-->

Dasar Hukum Yayasan

Sebelum UU No.28 Tahun 2004 tentang Yayasan diundangkan, keberadaan yayasan didasarkan pada hukum kebiasaan yang timbul dan berkembang dalam masyarakat. Dalam UU ini dijelaskan tentang:
  • Kebiasaan adalah perbuatan manusia yang dilakukan berulang-ulang mengenai hal tingkah laku kebiasaan yang diterima oleh suatu masyarakat yang selalu dilakukan oleh orang lain sedemikian rupa, sehingga beranggapan bahwa memang harus berlaku demikian.

Dasar Hukum Yayasan


Menurut ahli Syara’ adat istiadat adalah:
Adat (kebiasaan) ialah sesuatu yang telah terkenal di seluruh masyarakat atau sama dikenal oleh manusia dan telah menjadi suatu kebiasaan yang digemari oleh mereka lagi berlaku di dalam peri kehidupan mereka``.
  • Yurisprudensi

Keputusan hakim sebelumnya yang dipergunakan sebagai bahan pertimbangan oleh hakim berikutnya dalam mengambil keputusan.
  • Doktrin

Pendapat sarjana hukum terkemuka yang besar pengaruhnya terhadap hakim dalam mengambil keputusannya.
  • UU Yayasan No.16 Tahun 2001

UU No.16 Tahun 2001 ini diharapkan dapat mengatasi berbagai masalah mengenai yayasan dan menjadi dasar hukum yang kuat dalam mengatur yayasan di Indonesia. Namun dalam UU tersebut ternyata dalam perkembangannya belum menampung seluruh kebutuhan dan perkembangan hukum dalam masyarakat, sehingga perlu dilakukan perubahan terhadap UU tersebut. Perubahan tersebut dimaksudkan untuk lebih menjamin kepastian dan ketertiban hukum, serta memberikan pemahaman yang benar kepada masyarakat.
  • UU Yayasan No.28 Tahun 2004.

UU No.28 Tahun 2004 merupakan penyempurna dari UU No.16 Tahun 2001, Undang-Undang ini dimaksudkan untuk lebih menjamin kepastian dan ketertiban hukum, serta memberikan pemahaman yang benar pada masyarakat mengenai yayasan, sehingga dapat mengembalikan fungsi yayasan sebagai pranata hukum dalam rangka mencapai tujuan tertentu di bidang sosial, keagamaan, dan kemanusiaan.

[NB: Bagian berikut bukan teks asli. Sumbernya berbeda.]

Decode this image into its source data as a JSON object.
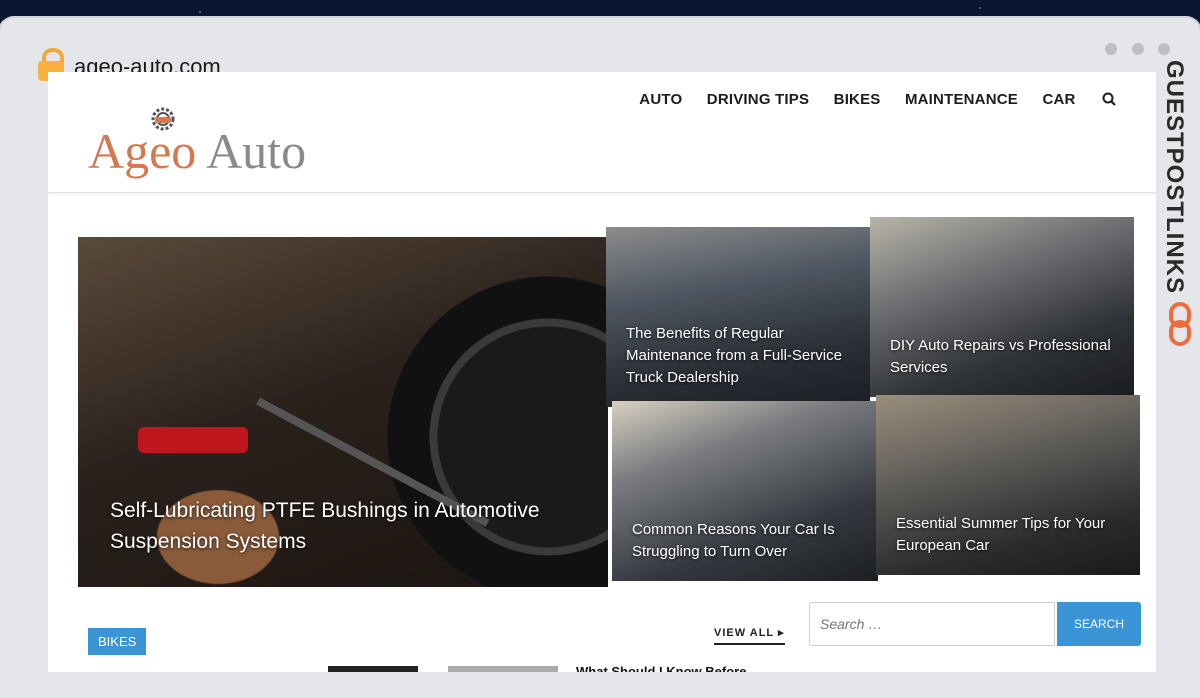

Selain hukum kebiasaan, Doktrin dan Yurisprudensi dan UU yayasan sebagai dasar hukum yayasan dalam hukum positif, masalah yayasan meskipun secara eksplisit tidak mencantumkan suatu rincian yang pasti sebagai dasar pijakan, namun pada prinsipnya terdapat beberapa ayat yang secara global memerintahkan kepada manusia untuk berbuat baik yang salah satu manifestasinya dapat berupa kebaikan. Dengan melihat bahwa salah satu aspek kemanfaatan sebagai salah satu dari amal jariyah yang pahalanya dapat mengalir terus menerus selama sisi kemanfaatannya itu tetap melekat, makasesungguhnya terdapat beberapa ayat meskipun secara implisit dapat dijadikan dasar pijakan bagi pelaksanaan yayasan.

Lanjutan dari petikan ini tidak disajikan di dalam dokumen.